The Lloyd Library
he Lloyds' most enduring legacy is the library they founded. While it only began with two books (two volumes John Uri Lloyd brought with him when he began his apprenticeship: Edward Parrish's 1864 edition of A Treatise on Pharmacy and George Fownes' 1864 edition of A Manual of Elementary Chemistry, Theoretical and Practical), it now holds one of the finest collections on things pharmacy and natural products in North America, and was one of the largest pharmaceutical libraries in the United States. In 1949, the Library of Congress compiled a list of the 10,000 most important private libraries. The Lloyd was number six on that list. With over 200,000 volumes and nearly 1000 linear feet of archives, including the Lloyd Brothers papers, its coverage of the works in its collection areas is nearly comprehensive. The library is open to the public through the trust that Curtis Gates Lloyd established in 1917.
The focus areas of the library collections are pharmacy, botany, pharmacognosy, herbal and alternative medicines, natural products, horticulture, and eclectic and sectarian medicine, as well as a few other related areas. But, what has most attracted researchers and others is the intersection of botany and medicine that is so well-represented in the collection. As botanical-based products was the sort of pharmaceuticals that the Lloyd's produced, it is only natural that this was the type of reading matter that they collected.

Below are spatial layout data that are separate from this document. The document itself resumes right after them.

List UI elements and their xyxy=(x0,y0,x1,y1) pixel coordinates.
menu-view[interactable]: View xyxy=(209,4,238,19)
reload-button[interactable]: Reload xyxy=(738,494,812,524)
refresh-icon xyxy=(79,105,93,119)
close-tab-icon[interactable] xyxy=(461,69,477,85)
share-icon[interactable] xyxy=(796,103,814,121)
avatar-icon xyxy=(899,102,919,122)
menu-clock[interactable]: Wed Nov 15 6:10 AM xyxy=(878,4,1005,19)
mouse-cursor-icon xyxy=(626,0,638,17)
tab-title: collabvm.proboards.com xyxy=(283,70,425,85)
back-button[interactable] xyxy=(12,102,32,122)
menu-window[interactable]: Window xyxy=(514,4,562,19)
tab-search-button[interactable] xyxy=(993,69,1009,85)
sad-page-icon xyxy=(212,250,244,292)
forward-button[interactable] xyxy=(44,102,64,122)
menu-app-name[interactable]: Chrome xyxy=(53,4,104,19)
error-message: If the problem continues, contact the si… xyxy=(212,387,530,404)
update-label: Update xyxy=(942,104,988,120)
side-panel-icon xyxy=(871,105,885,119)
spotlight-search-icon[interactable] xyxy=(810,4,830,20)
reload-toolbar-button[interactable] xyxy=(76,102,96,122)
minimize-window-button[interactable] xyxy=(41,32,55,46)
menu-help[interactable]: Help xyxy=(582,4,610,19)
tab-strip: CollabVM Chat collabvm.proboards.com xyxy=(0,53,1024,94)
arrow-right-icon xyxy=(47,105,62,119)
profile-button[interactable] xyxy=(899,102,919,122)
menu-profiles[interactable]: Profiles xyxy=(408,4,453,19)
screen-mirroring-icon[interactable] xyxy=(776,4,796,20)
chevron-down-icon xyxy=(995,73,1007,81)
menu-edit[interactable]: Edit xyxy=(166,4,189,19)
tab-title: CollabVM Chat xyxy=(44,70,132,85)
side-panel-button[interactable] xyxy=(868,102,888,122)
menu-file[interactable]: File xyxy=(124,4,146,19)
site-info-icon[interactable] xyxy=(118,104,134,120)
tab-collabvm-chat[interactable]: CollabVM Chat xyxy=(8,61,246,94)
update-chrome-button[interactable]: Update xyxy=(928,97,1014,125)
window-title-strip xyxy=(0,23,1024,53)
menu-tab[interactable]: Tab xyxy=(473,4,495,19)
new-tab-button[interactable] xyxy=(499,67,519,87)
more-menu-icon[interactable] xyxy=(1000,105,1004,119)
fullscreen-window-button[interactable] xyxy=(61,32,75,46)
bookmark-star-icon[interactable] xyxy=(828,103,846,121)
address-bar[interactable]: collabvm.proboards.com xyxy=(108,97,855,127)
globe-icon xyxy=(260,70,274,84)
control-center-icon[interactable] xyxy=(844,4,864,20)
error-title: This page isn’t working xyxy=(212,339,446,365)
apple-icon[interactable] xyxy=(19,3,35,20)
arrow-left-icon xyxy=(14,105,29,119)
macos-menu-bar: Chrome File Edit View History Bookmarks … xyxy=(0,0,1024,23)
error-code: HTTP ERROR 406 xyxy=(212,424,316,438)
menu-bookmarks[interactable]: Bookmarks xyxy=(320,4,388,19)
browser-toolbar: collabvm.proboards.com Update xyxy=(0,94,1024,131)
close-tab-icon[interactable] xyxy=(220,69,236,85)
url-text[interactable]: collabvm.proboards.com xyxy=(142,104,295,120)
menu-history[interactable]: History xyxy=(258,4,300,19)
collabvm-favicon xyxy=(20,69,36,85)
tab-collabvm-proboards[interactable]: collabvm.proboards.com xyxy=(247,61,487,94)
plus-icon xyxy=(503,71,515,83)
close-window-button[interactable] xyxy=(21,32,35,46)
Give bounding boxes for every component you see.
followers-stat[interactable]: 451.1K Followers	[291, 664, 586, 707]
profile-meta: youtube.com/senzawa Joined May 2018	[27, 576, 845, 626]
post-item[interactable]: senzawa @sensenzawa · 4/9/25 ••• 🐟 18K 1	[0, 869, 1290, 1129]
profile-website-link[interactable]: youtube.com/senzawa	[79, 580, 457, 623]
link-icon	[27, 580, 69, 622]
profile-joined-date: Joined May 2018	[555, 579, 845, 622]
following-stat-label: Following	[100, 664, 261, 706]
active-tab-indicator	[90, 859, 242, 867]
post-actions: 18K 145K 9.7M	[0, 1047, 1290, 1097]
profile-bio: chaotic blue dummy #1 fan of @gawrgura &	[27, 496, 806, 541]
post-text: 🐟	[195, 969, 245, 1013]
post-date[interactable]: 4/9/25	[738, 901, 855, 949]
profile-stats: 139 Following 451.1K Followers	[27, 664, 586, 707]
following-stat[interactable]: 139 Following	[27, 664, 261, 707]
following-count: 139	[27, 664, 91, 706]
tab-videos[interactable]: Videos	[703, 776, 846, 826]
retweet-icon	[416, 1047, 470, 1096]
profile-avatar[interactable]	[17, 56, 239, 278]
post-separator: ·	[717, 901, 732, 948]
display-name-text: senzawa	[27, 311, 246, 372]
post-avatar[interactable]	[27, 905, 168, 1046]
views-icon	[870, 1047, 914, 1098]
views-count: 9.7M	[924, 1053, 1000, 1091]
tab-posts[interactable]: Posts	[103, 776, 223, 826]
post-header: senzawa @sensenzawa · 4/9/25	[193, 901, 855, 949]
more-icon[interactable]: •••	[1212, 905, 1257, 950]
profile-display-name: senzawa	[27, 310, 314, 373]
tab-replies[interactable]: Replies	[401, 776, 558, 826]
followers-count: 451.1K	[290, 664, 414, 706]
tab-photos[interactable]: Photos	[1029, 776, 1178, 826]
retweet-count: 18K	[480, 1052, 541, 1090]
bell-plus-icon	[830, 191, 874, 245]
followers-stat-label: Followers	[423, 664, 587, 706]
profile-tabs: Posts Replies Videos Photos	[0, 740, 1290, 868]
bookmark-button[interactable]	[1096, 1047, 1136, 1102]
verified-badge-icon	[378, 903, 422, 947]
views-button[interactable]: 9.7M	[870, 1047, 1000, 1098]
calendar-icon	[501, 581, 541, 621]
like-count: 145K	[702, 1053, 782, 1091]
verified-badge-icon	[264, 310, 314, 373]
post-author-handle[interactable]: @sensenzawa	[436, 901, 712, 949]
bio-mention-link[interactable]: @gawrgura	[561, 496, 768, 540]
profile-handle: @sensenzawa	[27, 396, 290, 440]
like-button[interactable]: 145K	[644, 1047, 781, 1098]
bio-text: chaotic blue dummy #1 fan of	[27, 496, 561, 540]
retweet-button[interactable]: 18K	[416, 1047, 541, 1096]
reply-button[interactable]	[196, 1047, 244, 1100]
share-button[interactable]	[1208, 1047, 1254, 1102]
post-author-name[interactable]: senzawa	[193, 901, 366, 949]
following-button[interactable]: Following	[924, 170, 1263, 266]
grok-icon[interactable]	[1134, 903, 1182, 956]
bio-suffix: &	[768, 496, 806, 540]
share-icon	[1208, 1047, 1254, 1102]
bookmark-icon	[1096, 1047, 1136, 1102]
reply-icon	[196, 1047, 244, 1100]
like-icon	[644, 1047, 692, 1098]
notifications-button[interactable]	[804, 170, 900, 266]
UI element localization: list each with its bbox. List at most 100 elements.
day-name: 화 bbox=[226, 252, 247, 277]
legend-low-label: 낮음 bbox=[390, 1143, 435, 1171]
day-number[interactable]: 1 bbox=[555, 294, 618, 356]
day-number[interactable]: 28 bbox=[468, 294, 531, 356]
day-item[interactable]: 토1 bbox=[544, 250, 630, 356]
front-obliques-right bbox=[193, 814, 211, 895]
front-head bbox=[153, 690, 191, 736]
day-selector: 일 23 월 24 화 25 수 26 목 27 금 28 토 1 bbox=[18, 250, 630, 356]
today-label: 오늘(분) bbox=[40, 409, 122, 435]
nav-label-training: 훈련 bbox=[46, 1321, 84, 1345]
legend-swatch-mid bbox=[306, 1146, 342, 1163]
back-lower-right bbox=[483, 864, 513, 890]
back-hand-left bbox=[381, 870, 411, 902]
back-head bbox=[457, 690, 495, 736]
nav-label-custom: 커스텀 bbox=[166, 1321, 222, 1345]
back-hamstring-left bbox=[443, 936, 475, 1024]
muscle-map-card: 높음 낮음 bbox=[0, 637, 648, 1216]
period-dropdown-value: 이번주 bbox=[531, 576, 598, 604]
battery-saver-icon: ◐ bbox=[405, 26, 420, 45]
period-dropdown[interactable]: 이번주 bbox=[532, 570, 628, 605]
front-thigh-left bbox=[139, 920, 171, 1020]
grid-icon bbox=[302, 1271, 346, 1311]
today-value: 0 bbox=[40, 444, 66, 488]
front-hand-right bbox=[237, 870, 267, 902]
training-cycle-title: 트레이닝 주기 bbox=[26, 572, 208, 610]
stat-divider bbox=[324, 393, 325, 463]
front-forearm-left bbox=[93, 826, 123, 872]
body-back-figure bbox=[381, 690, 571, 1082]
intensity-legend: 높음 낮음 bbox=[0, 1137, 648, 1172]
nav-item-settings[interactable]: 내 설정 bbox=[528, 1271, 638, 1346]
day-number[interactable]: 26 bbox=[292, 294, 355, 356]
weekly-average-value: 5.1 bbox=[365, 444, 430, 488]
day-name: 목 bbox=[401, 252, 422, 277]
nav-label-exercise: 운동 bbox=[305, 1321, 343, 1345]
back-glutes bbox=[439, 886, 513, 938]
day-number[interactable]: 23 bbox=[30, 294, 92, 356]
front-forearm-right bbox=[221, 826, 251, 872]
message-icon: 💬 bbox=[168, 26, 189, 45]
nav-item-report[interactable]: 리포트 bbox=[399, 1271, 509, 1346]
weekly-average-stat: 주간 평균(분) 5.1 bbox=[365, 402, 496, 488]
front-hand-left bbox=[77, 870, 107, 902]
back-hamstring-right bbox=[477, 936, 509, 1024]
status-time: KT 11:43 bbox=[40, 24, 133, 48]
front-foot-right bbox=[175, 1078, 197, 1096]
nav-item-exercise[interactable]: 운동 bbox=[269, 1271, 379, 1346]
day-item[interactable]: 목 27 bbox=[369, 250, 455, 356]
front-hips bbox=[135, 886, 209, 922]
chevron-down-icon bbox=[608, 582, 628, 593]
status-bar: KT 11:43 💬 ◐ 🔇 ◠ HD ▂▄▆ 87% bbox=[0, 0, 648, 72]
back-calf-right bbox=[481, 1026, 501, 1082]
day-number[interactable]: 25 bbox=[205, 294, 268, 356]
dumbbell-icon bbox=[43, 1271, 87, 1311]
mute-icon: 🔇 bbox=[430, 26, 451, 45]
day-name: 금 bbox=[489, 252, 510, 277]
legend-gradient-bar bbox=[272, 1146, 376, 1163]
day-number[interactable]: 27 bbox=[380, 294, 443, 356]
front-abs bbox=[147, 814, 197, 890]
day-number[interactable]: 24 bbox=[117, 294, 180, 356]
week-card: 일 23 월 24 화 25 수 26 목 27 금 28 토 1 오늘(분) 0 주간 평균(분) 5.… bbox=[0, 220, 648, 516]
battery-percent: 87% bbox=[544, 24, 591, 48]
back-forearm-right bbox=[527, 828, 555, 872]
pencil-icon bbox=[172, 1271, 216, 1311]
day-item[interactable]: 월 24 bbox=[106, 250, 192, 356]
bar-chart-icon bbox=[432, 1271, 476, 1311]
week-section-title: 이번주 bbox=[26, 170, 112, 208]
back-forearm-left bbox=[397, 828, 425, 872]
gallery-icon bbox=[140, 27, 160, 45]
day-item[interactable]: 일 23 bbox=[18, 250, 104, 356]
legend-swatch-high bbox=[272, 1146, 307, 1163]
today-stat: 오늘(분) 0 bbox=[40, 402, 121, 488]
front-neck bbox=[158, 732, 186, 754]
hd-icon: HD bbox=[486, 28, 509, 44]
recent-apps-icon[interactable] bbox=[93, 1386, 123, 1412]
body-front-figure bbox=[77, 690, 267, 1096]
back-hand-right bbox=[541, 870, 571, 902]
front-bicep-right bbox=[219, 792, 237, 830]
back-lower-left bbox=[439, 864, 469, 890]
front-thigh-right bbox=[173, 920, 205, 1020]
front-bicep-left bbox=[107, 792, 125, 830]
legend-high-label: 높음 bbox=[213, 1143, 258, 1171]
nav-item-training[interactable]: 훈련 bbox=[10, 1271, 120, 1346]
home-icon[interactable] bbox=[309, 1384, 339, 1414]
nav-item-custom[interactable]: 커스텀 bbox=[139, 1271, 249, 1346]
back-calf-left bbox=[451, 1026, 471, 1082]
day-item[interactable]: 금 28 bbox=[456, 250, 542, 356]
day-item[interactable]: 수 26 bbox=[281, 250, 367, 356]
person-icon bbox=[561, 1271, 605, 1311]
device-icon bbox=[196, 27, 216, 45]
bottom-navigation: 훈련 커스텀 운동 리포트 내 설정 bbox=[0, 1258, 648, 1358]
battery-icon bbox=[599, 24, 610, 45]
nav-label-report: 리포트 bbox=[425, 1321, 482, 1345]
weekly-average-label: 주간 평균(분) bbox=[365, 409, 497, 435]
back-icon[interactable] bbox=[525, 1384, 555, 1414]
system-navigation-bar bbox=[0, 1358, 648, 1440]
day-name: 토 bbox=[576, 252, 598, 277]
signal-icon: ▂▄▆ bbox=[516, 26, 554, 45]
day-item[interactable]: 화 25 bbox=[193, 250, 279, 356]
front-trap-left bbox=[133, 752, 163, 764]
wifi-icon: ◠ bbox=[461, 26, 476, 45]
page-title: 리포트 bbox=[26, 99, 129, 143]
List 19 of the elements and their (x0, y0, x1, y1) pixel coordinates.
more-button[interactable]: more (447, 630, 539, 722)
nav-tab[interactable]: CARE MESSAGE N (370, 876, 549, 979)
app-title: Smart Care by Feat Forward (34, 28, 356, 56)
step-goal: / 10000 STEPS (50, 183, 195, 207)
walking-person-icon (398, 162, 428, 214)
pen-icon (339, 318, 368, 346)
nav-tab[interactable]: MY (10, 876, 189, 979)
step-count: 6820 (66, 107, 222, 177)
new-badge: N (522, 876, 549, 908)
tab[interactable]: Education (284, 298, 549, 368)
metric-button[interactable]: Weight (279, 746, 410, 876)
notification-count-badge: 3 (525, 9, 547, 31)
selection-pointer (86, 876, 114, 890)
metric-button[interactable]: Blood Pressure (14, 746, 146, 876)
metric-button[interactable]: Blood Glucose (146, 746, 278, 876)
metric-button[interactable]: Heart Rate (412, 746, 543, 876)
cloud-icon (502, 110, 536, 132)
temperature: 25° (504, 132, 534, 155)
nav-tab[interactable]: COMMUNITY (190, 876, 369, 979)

The library as physical entity began as simply a part of the manufacturing facility of Lloyd Brothers. The brothers needed research materials to produce their medicinal products. Before long, the book and research collection outgrew its carved out space. The first separate structure for the building was erected in 1901, but it and a subsequent structure both proved rapidly too small. In 1907-8 the structure that housed the library for nearly 75 years was constructed at 309 Court Street. The building was 22 by 72 feet, with room initially for over 6200 linear feet of shelving. By the end of the usefulness of that building, it held some 11,500 linear feet of shelving containing about 98,000 volumes.
The current building was erected in 1970 directly adjacent to the 1908 building at 917 Plum Street. The Court Street building was demolished once the books were transferred to the new building and there is a parking lot there now for library patrons. The new building was designed with expansion in mind and with four floors and a basement, there is over 30,000 square feet of space.
The museum aspect of the Library was an outgrowth of the herbarium created by Curtis Gates Lloyd, who was a reknowned botanist. There are some references to the early museum as a "mushroom museum." The herbarium is no longer housed by the Library. It was divided and dispersed after Curtis' death, with the botanical specimens being transferred to the University of Cincinnati and the mushroom specimens transferred to the US Department of Agriculture, where it is now a part of the US National Fungus Collections. However, the library still considers itself to be a museum, providing access to historic pharmacy implements, book and art exhibits, as well as now ancient bottles from the Lloyd Specific Medicines, permanent exhibitions on the history of pharmaceutical chemistry and rotating art and rare books exhibits.
The library's primary constituency continues to be the scientific community, but now includes the artistic community as well, with the library frequently staging exhibits of its own material along with the artistic creations of others. The library, in the tradition of the Lloyd brothers, is now also a place that welcomes children with varying arts and science programs. The Library also hosts lectures, symposia, and special events, as a way to make itself more familiar to the public. The future is bright for this long-lived cultural and intellectual institution.